Changes to customer behaviour and ideas have resulted in greater awareness and emphasis of environmental issues across the world. For example, Pew Research’s data says that about 2/3rds of Americans feel that their government isn’t doing enough to ensure the protection and conservation of the environment.
Associating such efforts with online shopping seems like a strange move, given that most people opt for online shopping out of convenience and for savings, not for the effects it might have on the environment.
Well, the fact of the matter is, online shopping does have effects on the environment, and some of them aren’t as bad as one would like to think.
The number of deliveries that increased e-commerce leads to might cause one to think that online shopping leads to a heavier carbon footprint, but this isn’t the case for a lot of companies.
Regardless of whether it’s going to a brick-and-mortar store or a fulfilment warehouse, items will go through the shipping pipeline. This means that they travel from their manufacturer to dock or an airport, then UPS or someone similar uses trucks to deliver them to retail stores or individual buyers. Up to this point, there’s no difference.
Where the difference in environmental impact kicks in, however, is with the customers; people who buy at brick-and-mortar stores have to travel to said stores. They might even travel to multiple stores looking for the best deal. This means that all that transportation is leaving an impact.
One could argue that going to a retail store is usually accompanied by other errands, which would be more efficient, if the average person was efficient in getting from one place to another. Additional factors like vehicle maintenance and driving behaviour can also lead to more emissions for less stuff done.
In contrast, UPS and FedEx and the like have a financial incentive to be as efficient as possible when it comes to their deliveries, which the ground-level is also a part of; drivers are expected to be efficient in their travels, and usually hold up to that standard. Delivery companies put in the time and resources to create the most efficient routes for their deliveries, which means they spend the least amount of resources to get the most amount of stuff moved around, which, in turn, cuts down on emissions.
Of course, there are some hang-ups
No system is perfect, of course, and online shopping is no exception.
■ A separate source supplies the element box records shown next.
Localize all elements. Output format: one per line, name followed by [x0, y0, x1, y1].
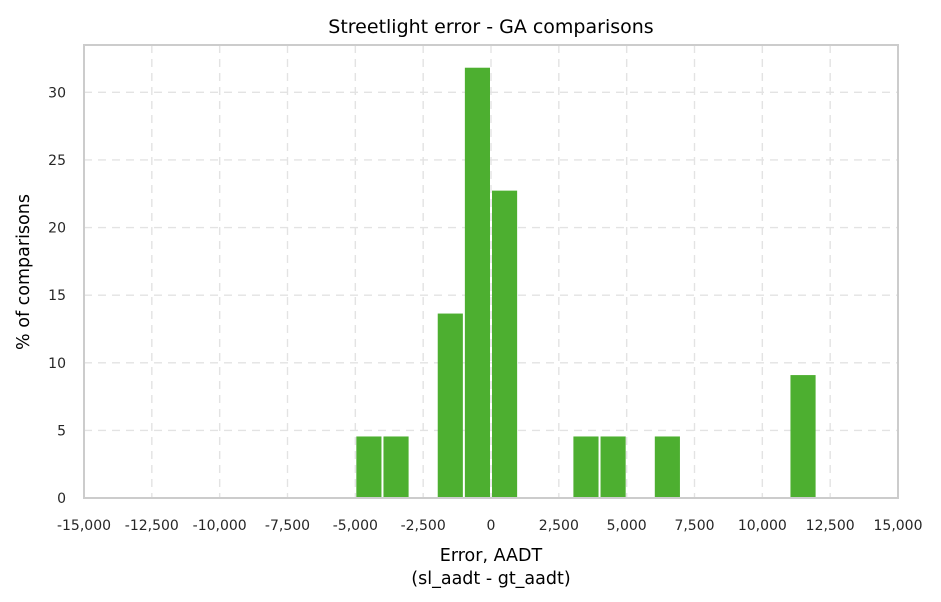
- histogram-bar: [464, 67, 490, 498]
- y-tick-label: 20: [48, 221, 66, 237]
- x-tick-label: 7,500: [674, 518, 714, 534]
- histogram-bars: [356, 67, 816, 499]
- histogram-bar: [437, 313, 463, 498]
- y-tick-label: 10: [48, 356, 66, 372]
- histogram-bar: [356, 436, 382, 498]
- y-tick-label: 0: [57, 491, 66, 507]
- histogram-bar: [383, 436, 409, 498]
- histogram-bar: [492, 190, 518, 499]
- x-axis-label-line2: (sl_aadt - gt_aadt): [411, 569, 570, 589]
- x-tick-label: 0: [487, 518, 496, 534]
- x-tick-label: -5,000: [333, 518, 378, 534]
- y-tick-label: 15: [48, 288, 66, 304]
- y-axis-label: % of comparisons: [14, 194, 34, 350]
- x-tick-label: -10,000: [193, 518, 247, 534]
- x-tick-labels: -15,000 -12,500 -10,000 -7,500 -5,000 -2,500 0…: [57, 518, 923, 534]
- x-tick-label: 5,000: [607, 518, 647, 534]
- x-tick-label: -12,500: [125, 518, 179, 534]
- x-tick-label: -15,000: [57, 518, 111, 534]
- grid-lines: [84, 45, 898, 498]
- plot-frame: [83, 44, 899, 499]
- x-axis-label-line1: Error, AADT: [440, 546, 543, 566]
- y-tick-label: 30: [48, 85, 66, 101]
- y-tick-label: 5: [57, 423, 66, 439]
- y-tick-label: 25: [48, 153, 66, 169]
- x-tick-label: 10,000: [738, 518, 787, 534]
- histogram-bar: [654, 436, 680, 498]
- histogram-bar: [790, 375, 816, 498]
- chart-title: Streetlight error - GA comparisons: [328, 16, 653, 38]
- y-tick-labels: 0 5 10 15 20 25 30: [48, 85, 66, 507]
- x-tick-label: -7,500: [265, 518, 310, 534]
- x-tick-label: -2,500: [401, 518, 446, 534]
- histogram-bar: [573, 436, 599, 498]
- x-tick-label: 12,500: [806, 518, 855, 534]
- x-tick-label: 15,000: [874, 518, 923, 534]
- histogram-bar: [600, 436, 626, 498]
- x-tick-label: 2,500: [539, 518, 579, 534]
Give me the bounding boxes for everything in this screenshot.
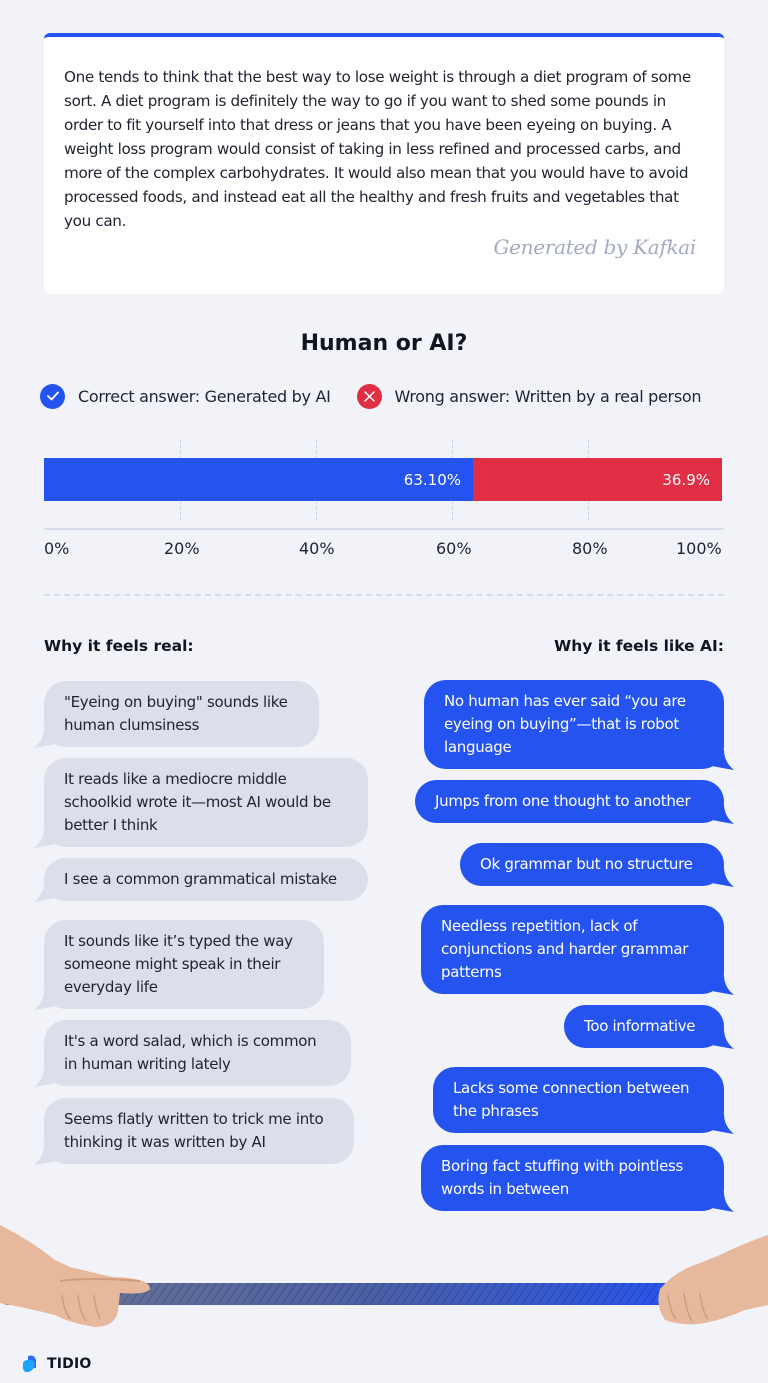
bubble-text: Lacks some connection between the phrase… [453,1079,690,1120]
x-icon [356,383,382,409]
bubble-tail-icon [34,728,56,748]
bubble-text: I see a common grammatical mistake [64,870,337,888]
chat-bubble-ai: Boring fact stuffing with pointless word… [421,1145,734,1212]
chat-bubble-real: "Eyeing on buying" sounds like human clu… [34,681,319,748]
bubble-text: It sounds like it’s typed the way someon… [64,932,293,996]
bubble-text: Needless repetition, lack of conjunction… [441,917,689,981]
chat-bubble-ai: Needless repetition, lack of conjunction… [421,905,734,995]
legend-label-correct: Correct answer: Generated by AI [78,386,331,406]
rope-icon [0,1283,768,1305]
tick-label: 80% [572,539,608,558]
bubble-tail-icon [712,804,734,824]
bar-label-correct: 63.10% [403,470,461,489]
bubble-tail-icon [34,828,56,848]
chat-bubble-real: It's a word salad, which is common in hu… [34,1020,351,1087]
bubble-tail-icon [712,750,734,770]
bubble-tail-icon [34,990,56,1010]
chat-bubble-ai: Jumps from one thought to another [415,780,734,824]
bubble-text: It reads like a mediocre middle schoolki… [64,770,331,834]
tick-label: 100% [676,539,722,558]
heading-feels-ai: Why it feels like AI: [554,637,724,655]
bubble-text: No human has ever said “you are eyeing o… [444,692,686,756]
tick-label: 0% [44,539,70,558]
left-hand-icon [0,1225,150,1327]
excerpt-card: One tends to think that the best way to … [44,33,724,294]
excerpt-text: One tends to think that the best way to … [64,68,691,230]
stacked-bar-chart: 63.10% 36.9% 0% 20% 40% 60% 80% 100% [44,440,724,570]
bubble-tail-icon [712,1192,734,1212]
chart-title: Human or AI? [300,331,468,356]
chat-bubble-ai: Lacks some connection between the phrase… [433,1067,734,1134]
check-icon [40,383,65,409]
bubble-text: Too informative [584,1017,696,1035]
legend-item-wrong: Wrong answer: Written by a real person [356,383,702,409]
bar-segment-wrong: 36.9% [473,458,722,501]
bubble-tail-icon [712,867,734,887]
bubble-text: Boring fact stuffing with pointless word… [441,1157,684,1198]
bubble-text: Seems flatly written to trick me into th… [64,1110,324,1151]
brand-name: TIDIO [47,1356,92,1372]
bubble-tail-icon [34,1145,56,1165]
heading-feels-real: Why it feels real: [44,637,194,655]
bubble-tail-icon [34,882,56,902]
chat-bubble-ai: Too informative [564,1005,734,1049]
tug-of-war-rope-illustration [0,1225,768,1327]
chat-bubble-real: It sounds like it’s typed the way someon… [34,920,324,1010]
bubble-text: It's a word salad, which is common in hu… [64,1032,317,1073]
bubble-tail-icon [34,1067,56,1087]
bubble-text: Ok grammar but no structure [480,855,693,873]
tidio-logo-icon [23,1355,36,1373]
bubble-tail-icon [712,1029,734,1049]
legend-item-correct: Correct answer: Generated by AI [40,383,331,409]
chat-bubble-ai: No human has ever said “you are eyeing o… [424,680,734,770]
bar-label-wrong: 36.9% [662,470,710,489]
tick-label: 20% [164,539,200,558]
right-hand-icon [658,1235,768,1325]
chat-bubble-real: I see a common grammatical mistake [34,858,368,902]
tick-label: 60% [436,539,472,558]
bubble-text: "Eyeing on buying" sounds like human clu… [64,693,288,734]
chat-bubble-real: Seems flatly written to trick me into th… [34,1098,354,1165]
bar-segment-correct: 63.10% [44,458,473,501]
chat-bubble-real: It reads like a mediocre middle schoolki… [34,758,368,848]
chat-bubble-ai: Ok grammar but no structure [460,843,734,887]
bubble-text: Jumps from one thought to another [435,792,691,810]
x-axis-line [44,528,724,530]
dashed-separator [44,594,724,596]
tick-label: 40% [299,539,335,558]
chart-legend: Correct answer: Generated by AI Wrong an… [40,382,727,410]
bubble-tail-icon [712,975,734,995]
bubble-tail-icon [712,1114,734,1134]
tidio-logo: TIDIO [22,1354,92,1374]
legend-label-wrong: Wrong answer: Written by a real person [394,386,702,406]
excerpt-signature: Generated by Kafkai [493,235,696,259]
In theory, it’s great for creating more efficient and eco-friendly brands, but the reality is there’s a bit of work to be done.
For example, distribution centres’ primary interest is in ensuring that packages are delivered as efficiently as possible. However, data says that between 12-60% of home deliveries fail the first run, necessitating multiple trips, which somewhat defeats the purpose of the whole argument. Products also need to be picked up by the customers themselves at the warehouse, should they not be delivered properly by the third run, which circles things back to the whole transportation issue.
Another issue is that platforms like Amazon marketplace are being forced to make multiple deliveries with less stuff.
The good thing is that e-commerce platforms are recognizing the potential of their industry, and are working on initiatives to cut down on their carbon footprints.